Cytokine levels were measured in the peripheral blood of 48 patients (8 acute, 12 sub-acute, 10 Acute to sub-acute, 11 sub-acute to chronic, and 7 chronic stage patients). The levels of the Th1-specific cytokine, IFN-γ, and the Treg-specific cytokine, TGF-β1, increased during the progression of atopic dermatitis from acute to chronic forms.
The levels of the Th17-specific cytokine, IL-17A, and Th2-specific cytokine, IL-4, decreased during the progression of atopic dermatitis from acute to chronic forms (Figure 5).
IFN-γ, IL-17A, IL-4, and TGF-β expression in peripheral blood of patients with atopic dermatitis. Samples were isolated from peripheral blood from 17 patients with atopic dermatitis. Enzyme-linked immunosorbent assay (ELISA) measurements of (a) IFN-γ, (b) IL-17A, (c) IL-4, and (d) TGF-β1 are shown by representative columns, with data from the average of the 8 acute, 12 sub-acute, 10 acute to sub-acute, 11 sub-acute to chronic, or 7 chronic stage patients (different letters indicate significant differences between groups).
Discussion
The findings of this study have shown that distinctive expressions of T-cell-specific chemokines TARC/CCL17, CTACK/CCL27, and RANTES/CCL5 were observed at different stages of atopic dermatitis, which were consistent with the differentiation of the Th cell subsets. These findings are supported by previously reported studies on cytokines and T cells in inflammatory dermatoses, including atopic dermatitis.3,7,10,11 Atopic dermatitis, asthma, and other Th2-setting diseases are demonstrated to be correlated with high level expression of chemokines. Nakazato et al. 12 proved Th2-specific chemokines TARC/CCL and MDC/CCL22 was responsible to severity of Alzheimer’s disease (AD) in affected children. Werfel 13 characterized immune responses at different stages of AD and demonstrated, when immune response is dominated by Th1 cells, the expressions of CXCL9, CXCL10, CXCL11, CCL5, and other chemokines are increased and play a role in IFN-γ-mediated Th1 type immune response. Also, Rebane et al. 14 demonstrated that IFN-γ-mediated apoptosis in keratogenesis, as well as high level of CCL5 and CCL8, contributes to edema and exudation by acanthocyte in AD patients. Moreover, skin-specific chemokine CTACK/CCL27 is vital in inflammatory permeation, by regulating IL-1β, tumor necrosis factor (TNF-α), and lymphocyte homing. 15 Increasing knowledge of the specific immune mechanisms involved at each stage of the development and progression of this disease may allow for the development of more specific and targeted treatments. The Th1/Th2 and Th17/Treg differentiation patterns in the progression of atopic dermatitis in this study indicate the dominant role of CD4+ cells in atopic dermatitis. Treatments that target these T cells according to the stage of atopic dermatitis may be a promising direction for future clinical studies.
Footnotes
Acknowledgements
C.S. and T.Y. contributed equally to this work.

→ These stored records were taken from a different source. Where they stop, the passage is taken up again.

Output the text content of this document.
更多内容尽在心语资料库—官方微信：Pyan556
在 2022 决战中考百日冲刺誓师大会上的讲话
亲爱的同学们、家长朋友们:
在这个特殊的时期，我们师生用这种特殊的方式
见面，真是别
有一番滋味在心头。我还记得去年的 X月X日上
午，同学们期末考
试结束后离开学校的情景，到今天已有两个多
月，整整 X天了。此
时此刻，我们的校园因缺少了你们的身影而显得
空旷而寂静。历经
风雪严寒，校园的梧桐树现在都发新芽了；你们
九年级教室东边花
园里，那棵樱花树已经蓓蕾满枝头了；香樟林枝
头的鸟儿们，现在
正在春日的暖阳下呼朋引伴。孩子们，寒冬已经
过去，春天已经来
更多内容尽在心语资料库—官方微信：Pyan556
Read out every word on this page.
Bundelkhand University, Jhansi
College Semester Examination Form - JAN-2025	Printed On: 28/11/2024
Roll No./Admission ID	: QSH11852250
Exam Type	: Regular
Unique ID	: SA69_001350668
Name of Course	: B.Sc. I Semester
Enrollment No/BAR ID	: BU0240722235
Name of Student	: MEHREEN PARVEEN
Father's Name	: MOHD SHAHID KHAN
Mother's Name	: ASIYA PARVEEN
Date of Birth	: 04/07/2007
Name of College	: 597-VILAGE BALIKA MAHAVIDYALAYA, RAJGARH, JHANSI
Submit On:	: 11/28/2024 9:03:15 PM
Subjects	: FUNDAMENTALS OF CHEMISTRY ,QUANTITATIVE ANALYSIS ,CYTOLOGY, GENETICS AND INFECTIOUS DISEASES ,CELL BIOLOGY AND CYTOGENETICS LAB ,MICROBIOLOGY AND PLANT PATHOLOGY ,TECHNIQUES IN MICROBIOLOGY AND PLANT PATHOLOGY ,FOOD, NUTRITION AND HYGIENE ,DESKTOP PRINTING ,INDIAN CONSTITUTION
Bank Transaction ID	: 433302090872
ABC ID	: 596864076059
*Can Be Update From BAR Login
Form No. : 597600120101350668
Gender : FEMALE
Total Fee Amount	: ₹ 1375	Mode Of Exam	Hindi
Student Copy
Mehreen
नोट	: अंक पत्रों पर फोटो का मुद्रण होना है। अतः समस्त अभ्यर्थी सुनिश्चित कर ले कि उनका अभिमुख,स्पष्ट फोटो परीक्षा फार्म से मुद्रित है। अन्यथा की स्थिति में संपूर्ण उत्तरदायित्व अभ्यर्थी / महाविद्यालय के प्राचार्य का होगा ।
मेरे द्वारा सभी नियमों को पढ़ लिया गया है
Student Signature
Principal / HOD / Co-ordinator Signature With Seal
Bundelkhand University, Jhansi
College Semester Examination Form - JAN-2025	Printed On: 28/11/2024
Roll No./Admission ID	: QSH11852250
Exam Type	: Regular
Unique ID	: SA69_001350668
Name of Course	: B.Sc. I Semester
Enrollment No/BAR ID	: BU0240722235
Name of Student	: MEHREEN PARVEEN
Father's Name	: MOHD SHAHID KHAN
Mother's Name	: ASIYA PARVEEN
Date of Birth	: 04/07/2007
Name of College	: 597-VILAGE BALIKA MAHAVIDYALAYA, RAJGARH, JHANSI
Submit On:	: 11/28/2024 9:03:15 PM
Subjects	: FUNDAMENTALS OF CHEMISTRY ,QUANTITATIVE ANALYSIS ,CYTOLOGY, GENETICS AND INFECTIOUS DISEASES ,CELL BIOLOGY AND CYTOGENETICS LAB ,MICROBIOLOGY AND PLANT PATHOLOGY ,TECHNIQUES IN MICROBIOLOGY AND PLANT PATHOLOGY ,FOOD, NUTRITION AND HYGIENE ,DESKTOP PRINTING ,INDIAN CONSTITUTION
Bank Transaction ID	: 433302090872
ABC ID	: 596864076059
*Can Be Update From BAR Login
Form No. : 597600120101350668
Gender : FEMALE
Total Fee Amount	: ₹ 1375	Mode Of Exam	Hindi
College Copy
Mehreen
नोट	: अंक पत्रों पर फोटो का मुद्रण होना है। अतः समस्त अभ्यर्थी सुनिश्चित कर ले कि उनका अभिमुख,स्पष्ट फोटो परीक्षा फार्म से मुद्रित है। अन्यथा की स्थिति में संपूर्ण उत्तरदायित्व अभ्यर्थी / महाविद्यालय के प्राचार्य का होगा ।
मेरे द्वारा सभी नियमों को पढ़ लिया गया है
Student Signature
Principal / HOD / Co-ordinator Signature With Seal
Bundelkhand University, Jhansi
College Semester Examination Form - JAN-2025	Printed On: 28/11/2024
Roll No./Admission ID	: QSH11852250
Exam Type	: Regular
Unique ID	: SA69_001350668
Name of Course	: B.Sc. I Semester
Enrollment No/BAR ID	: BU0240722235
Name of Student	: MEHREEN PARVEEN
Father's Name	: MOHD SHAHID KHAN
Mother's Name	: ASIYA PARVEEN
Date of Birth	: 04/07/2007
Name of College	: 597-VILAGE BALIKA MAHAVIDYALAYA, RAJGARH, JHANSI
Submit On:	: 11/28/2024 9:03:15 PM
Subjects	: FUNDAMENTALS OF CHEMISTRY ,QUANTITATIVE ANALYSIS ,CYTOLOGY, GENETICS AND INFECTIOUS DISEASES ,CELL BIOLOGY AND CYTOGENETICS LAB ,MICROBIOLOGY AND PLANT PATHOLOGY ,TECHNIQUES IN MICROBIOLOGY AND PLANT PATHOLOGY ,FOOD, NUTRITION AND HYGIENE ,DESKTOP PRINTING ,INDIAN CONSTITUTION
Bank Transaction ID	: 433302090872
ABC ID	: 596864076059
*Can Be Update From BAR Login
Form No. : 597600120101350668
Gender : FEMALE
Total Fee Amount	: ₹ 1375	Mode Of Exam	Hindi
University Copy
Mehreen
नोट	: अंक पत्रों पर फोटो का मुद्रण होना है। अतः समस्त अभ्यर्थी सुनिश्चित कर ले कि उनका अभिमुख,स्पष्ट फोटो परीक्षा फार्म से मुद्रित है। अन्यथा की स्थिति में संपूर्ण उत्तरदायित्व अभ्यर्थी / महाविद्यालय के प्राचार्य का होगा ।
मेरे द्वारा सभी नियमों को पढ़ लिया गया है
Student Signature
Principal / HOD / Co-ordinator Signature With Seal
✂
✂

Declaration of conflicting interests
The author(s) declared no potential conflicts of interest with respect to the research, authorship, and/or publication of this article.
Funding
This project was supported by the National Natural Science Fund Program from the National Natural Science Foundation of China (No. 81360599); the Natural Science Foundation of Guangxi (NO. 2013GXNSFAA019148).